Dr. Cenk Tamer'e göre yeni dönemde Çin'in dış siyasetini çok zor bir sürecin beklediğini söylemek mümkün. “ABD’nin son Ulusal Güvenlik Strateji Belgesi’nde de görüleceği üzere Çin’i sınırlandırma politikalarına yönelmesi, Pekin’i de daha güvenlikçi ve caydırıcı politikalara yönlendirebilir” yorumunu yapan Tamer, Çin’in bu dengeyi sağlamasının zor olabileceğini dile getiriyor. “Diğer taraftan, Rusya-Ukrayna Savaşı ve Tayvan krizinden dersler çıkardığı düşünülen Çin’in, diplomasi kapısını açık tutacağı da söylenebilir. Bu bağlamda Pekin, Asya ve hatta Avrupa’yla işbirliği yoluyla ABD’nin kuşatma politikalarına yanıt verebilir” diyor.
5. Xİ'NİN ÖMÜR BOYU YÖNETİMDE KALACAĞINI DÜŞÜNDÜRTMESİ, BATI'NIN ÇİN'E MESAFE KOYMASINA NEDEN OLUR MU?

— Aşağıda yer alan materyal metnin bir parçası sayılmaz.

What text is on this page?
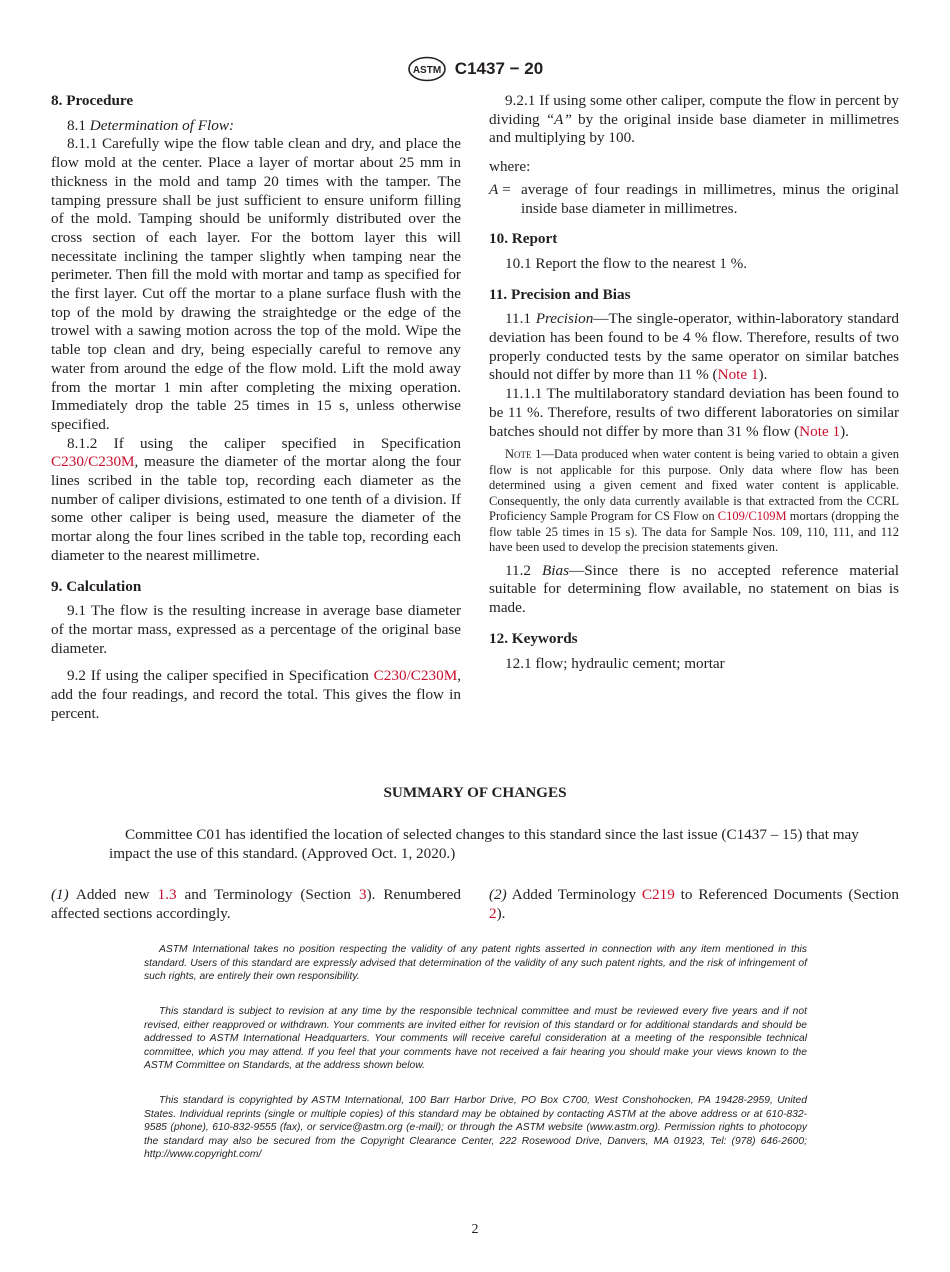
ASTM C1437 − 20
8. Procedure

8.1 Determination of Flow:

8.1.1 Carefully wipe the flow table clean and dry, and place the flow mold at the center. Place a layer of mortar about 25 mm in thickness in the mold and tamp 20 times with the tamper. The tamping pressure shall be just sufficient to ensure uniform filling of the mold. Tamping should be uniformly distributed over the cross section of each layer. For the bottom layer this will necessitate inclining the tamper slightly when tamping near the perimeter. Then fill the mold with mortar and tamp as specified for the first layer. Cut off the mortar to a plane surface flush with the top of the mold by drawing the straightedge or the edge of the trowel with a sawing motion across the top of the mold. Wipe the table top clean and dry, being especially careful to remove any water from around the edge of the flow mold. Lift the mold away from the mortar 1 min after completing the mixing operation. Immediately drop the table 25 times in 15 s, unless otherwise specified.

8.1.2 If using the caliper specified in Specification C230/C230M, measure the diameter of the mortar along the four lines scribed in the table top, recording each diameter as the number of caliper divisions, estimated to one tenth of a division. If some other caliper is being used, measure the diameter of the mortar along the four lines scribed in the table top, recording each diameter to the nearest millimetre.

9. Calculation

9.1 The flow is the resulting increase in average base diameter of the mortar mass, expressed as a percentage of the original base diameter.

9.2 If using the caliper specified in Specification C230/C230M, add the four readings, and record the total. This gives the flow in percent.

9.2.1 If using some other caliper, compute the flow in percent by dividing “A” by the original inside base diameter in millimetres and multiplying by 100.

where:

A = average of four readings in millimetres, minus the original inside base diameter in millimetres.
10. Report

10.1 Report the flow to the nearest 1 %.

11. Precision and Bias

11.1 Precision—The single-operator, within-laboratory standard deviation has been found to be 4 % flow. Therefore, results of two properly conducted tests by the same operator on similar batches should not differ by more than 11 % (Note 1).

11.1.1 The multilaboratory standard deviation has been found to be 11 %. Therefore, results of two different laboratories on similar batches should not differ by more than 31 % flow (Note 1).

Note 1—Data produced when water content is being varied to obtain a given flow is not applicable for this purpose. Only data where flow has been determined using a given cement and fixed water content is applicable. Consequently, the only data currently available is that extracted from the CCRL Proficiency Sample Program for CS Flow on C109/C109M mortars (dropping the flow table 25 times in 15 s). The data for Sample Nos. 109, 110, 111, and 112 have been used to develop the precision statements given.

11.2 Bias—Since there is no accepted reference material suitable for determining flow available, no statement on bias is made.

12. Keywords

12.1 flow; hydraulic cement; mortar

SUMMARY OF CHANGES

Committee C01 has identified the location of selected changes to this standard since the last issue (C1437 – 15) that may impact the use of this standard. (Approved Oct. 1, 2020.)

(1) Added new 1.3 and Terminology (Section 3). Renumbered affected sections accordingly.

(2) Added Terminology C219 to Referenced Documents (Section 2).

ASTM International takes no position respecting the validity of any patent rights asserted in connection with any item mentioned in this standard. Users of this standard are expressly advised that determination of the validity of any such patent rights, and the risk of infringement of such rights, are entirely their own responsibility.

This standard is subject to revision at any time by the responsible technical committee and must be reviewed every five years and if not revised, either reapproved or withdrawn. Your comments are invited either for revision of this standard or for additional standards and should be addressed to ASTM International Headquarters. Your comments will receive careful consideration at a meeting of the responsible technical committee, which you may attend. If you feel that your comments have not received a fair hearing you should make your views known to the ASTM Committee on Standards, at the address shown below.

This standard is copyrighted by ASTM International, 100 Barr Harbor Drive, PO Box C700, West Conshohocken, PA 19428-2959, United States. Individual reprints (single or multiple copies) of this standard may be obtained by contacting ASTM at the above address or at 610-832-9585 (phone), 610-832-9555 (fax), or service@astm.org (e-mail); or through the ASTM website (www.astm.org). Permission rights to photocopy the standard may also be secured from the Copyright Clearance Center, 222 Rosewood Drive, Danvers, MA 01923, Tel: (978) 646-2600; http://www.copyright.com/

2
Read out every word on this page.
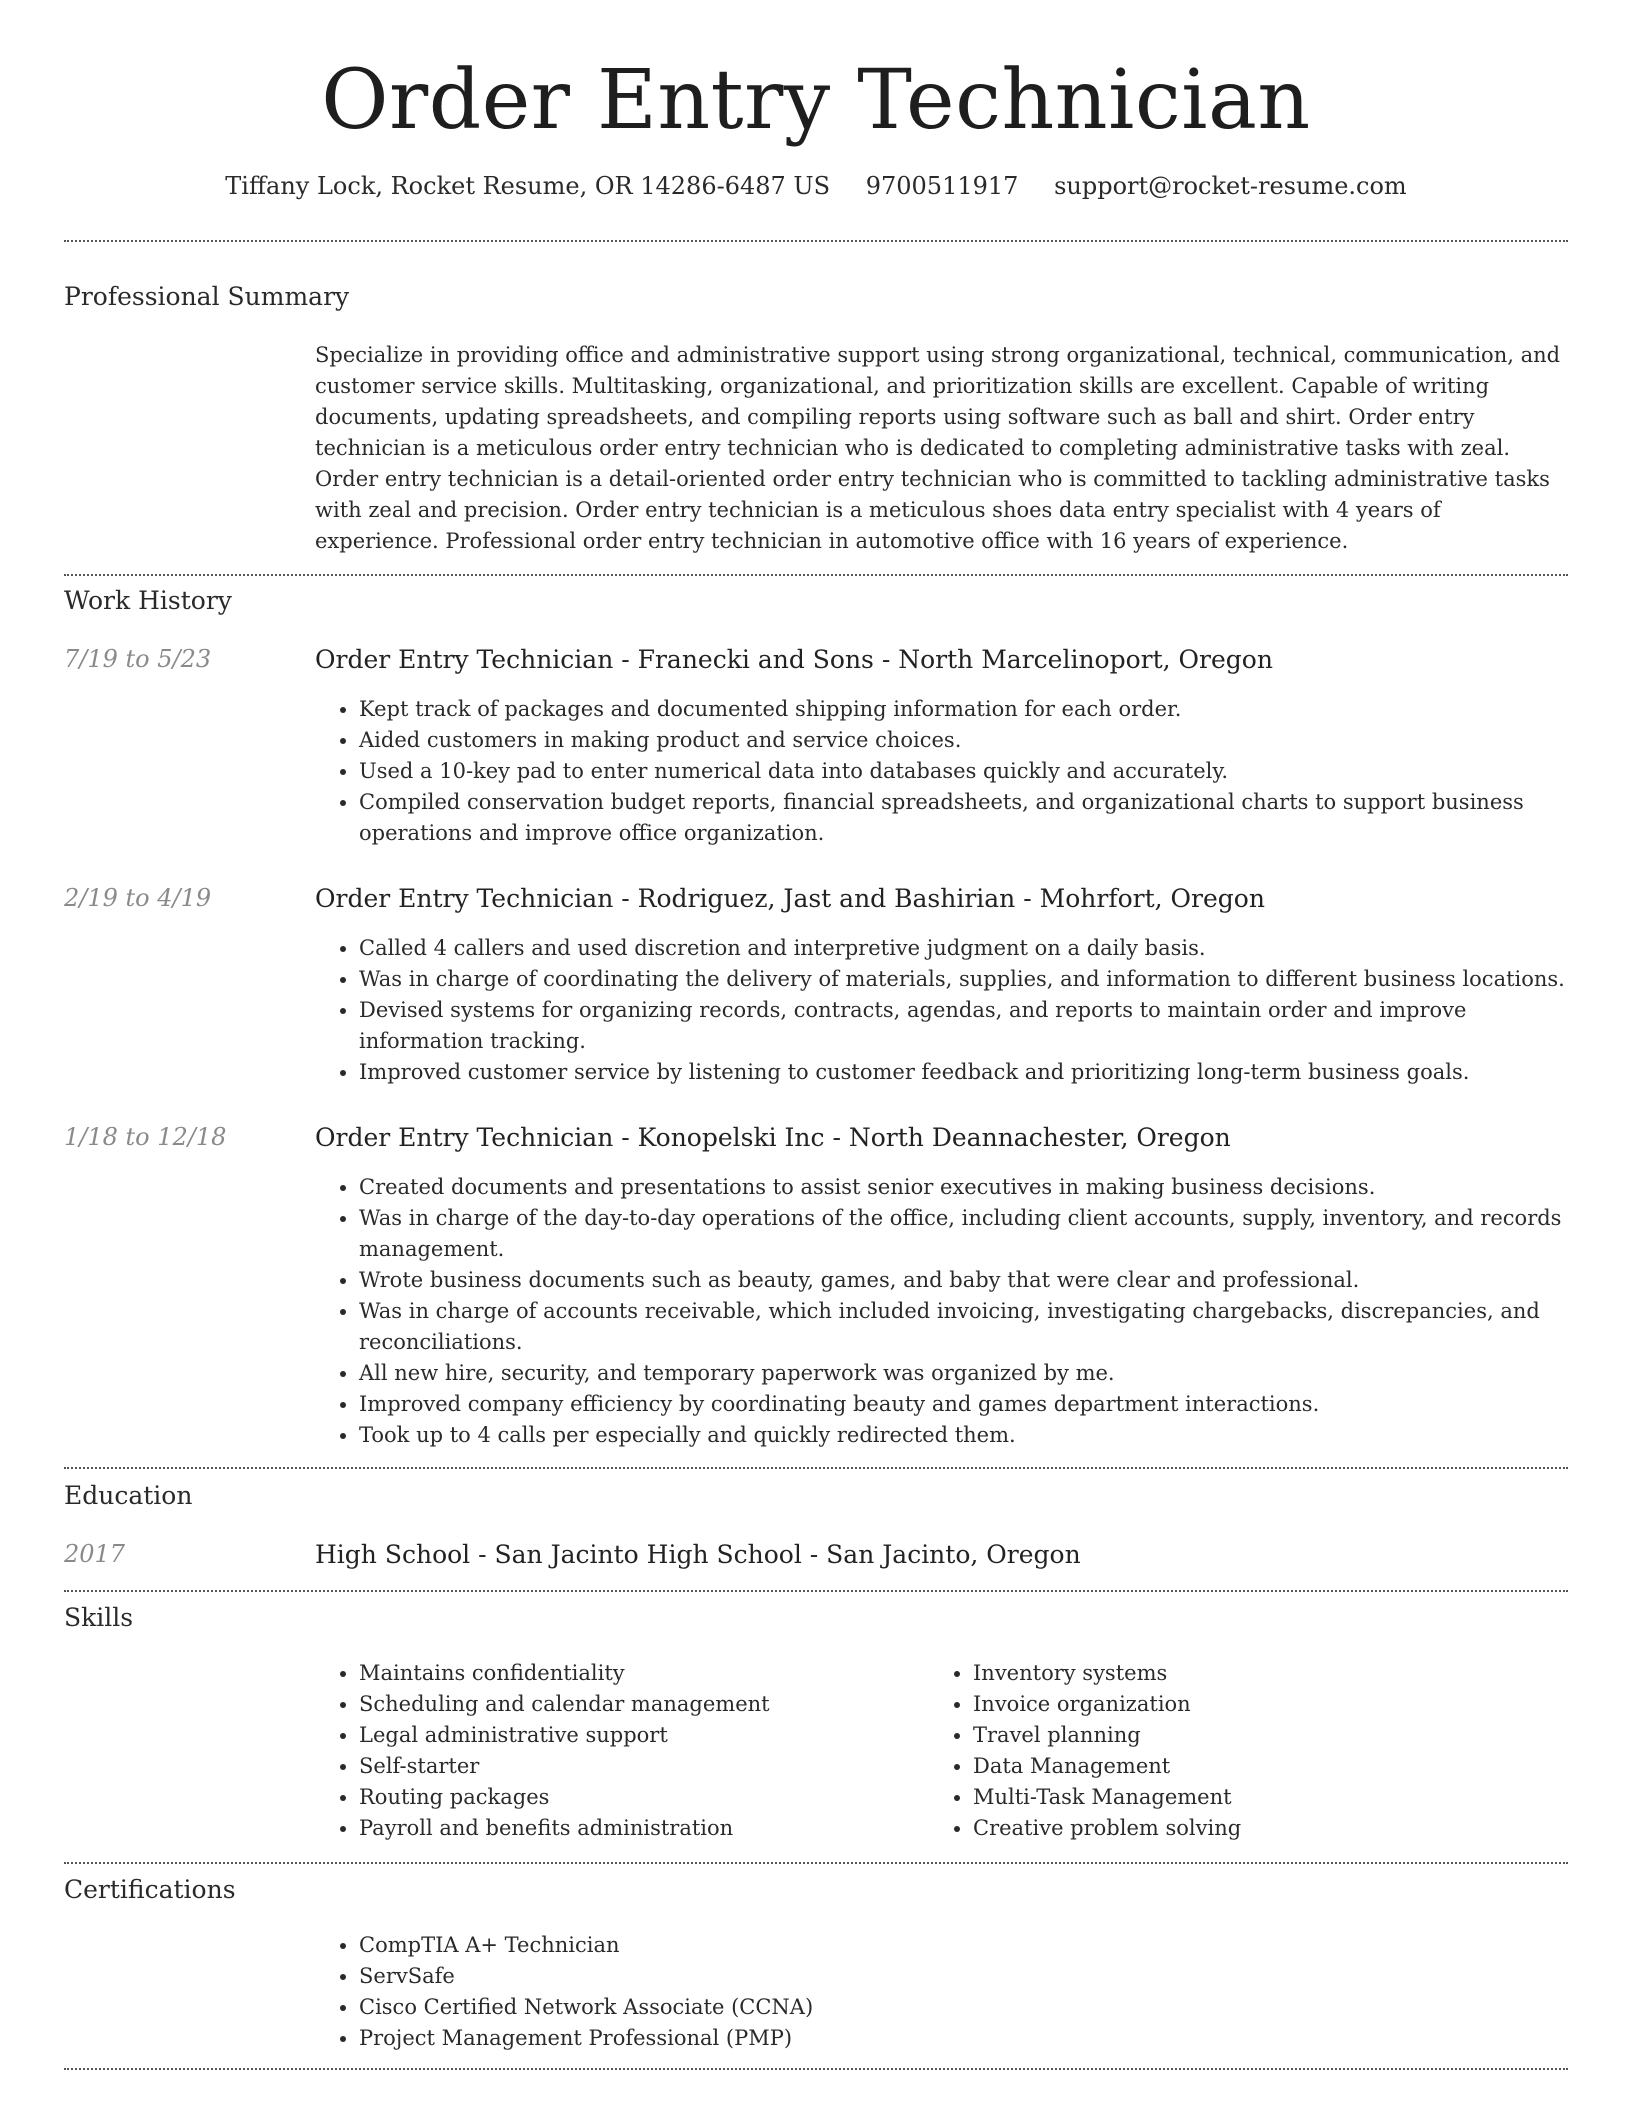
Order Entry Technician
Tiffany Lock, Rocket Resume, OR 14286-6487 US 9700511917 support@rocket-resume.com
Professional Summary
Specialize in providing office and administrative support using strong organizational, technical, communication, and customer service skills. Multitasking, organizational, and prioritization skills are excellent. Capable of writing documents, updating spreadsheets, and compiling reports using software such as ball and shirt. Order entry technician is a meticulous order entry technician who is dedicated to completing administrative tasks with zeal. Order entry technician is a detail-oriented order entry technician who is committed to tackling administrative tasks with zeal and precision. Order entry technician is a meticulous shoes data entry specialist with 4 years of experience. Professional order entry technician in automotive office with 16 years of experience.
Work History
7/19 to 5/23	Order Entry Technician - Franecki and Sons - North Marcelinoport, Oregon
• Kept track of packages and documented shipping information for each order.
• Aided customers in making product and service choices.
• Used a 10-key pad to enter numerical data into databases quickly and accurately.
• Compiled conservation budget reports, financial spreadsheets, and organizational charts to support business operations and improve office organization.
2/19 to 4/19	Order Entry Technician - Rodriguez, Jast and Bashirian - Mohrfort, Oregon
• Called 4 callers and used discretion and interpretive judgment on a daily basis.
• Was in charge of coordinating the delivery of materials, supplies, and information to different business locations.
• Devised systems for organizing records, contracts, agendas, and reports to maintain order and improve information tracking.
• Improved customer service by listening to customer feedback and prioritizing long-term business goals.
1/18 to 12/18	Order Entry Technician - Konopelski Inc - North Deannachester, Oregon
• Created documents and presentations to assist senior executives in making business decisions.
• Was in charge of the day-to-day operations of the office, including client accounts, supply, inventory, and records management.
• Wrote business documents such as beauty, games, and baby that were clear and professional.
• Was in charge of accounts receivable, which included invoicing, investigating chargebacks, discrepancies, and reconciliations.
• All new hire, security, and temporary paperwork was organized by me.
• Improved company efficiency by coordinating beauty and games department interactions.
• Took up to 4 calls per especially and quickly redirected them.
Education
2017	High School - San Jacinto High School - San Jacinto, Oregon
Skills
• Maintains confidentiality
• Scheduling and calendar management
• Legal administrative support
• Self-starter
• Routing packages
• Payroll and benefits administration
• Inventory systems
• Invoice organization
• Travel planning
• Data Management
• Multi-Task Management
• Creative problem solving
Certifications
• CompTIA A+ Technician
• ServSafe
• Cisco Certified Network Associate (CCNA)
• Project Management Professional (PMP)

Prof. Oğuzlu, bunun mümkün olduğunu belirterek, Xi'nin bakış açısını şu ifadelerle açıklıyor:
“Xi, Batı ile gerçekleştirilecek serbest piyasa odaklı ilişkilerin ekonomiyle sınırlı kalmayacağını, Avrupa'nın değerleri ve ideolojilerinin de Çin'e gireceğini düşünüyor. Batı'nın yapmaya çalıştığının da ÇKP'nin meşruiyetini sorgulatmak olduğu kanaatinde. Dolayısıyla ülkesini dışarıdan gelecek zararlara karşı bütün enstrümanlarla korumaya çalışıyor. Teknolojiye hükmetmeye, kapitalist sınıfı kontrol altına almaya ve bürokrasideki yönetimi tek elde toplamaya çalışması hep bu nedenden ötürü.”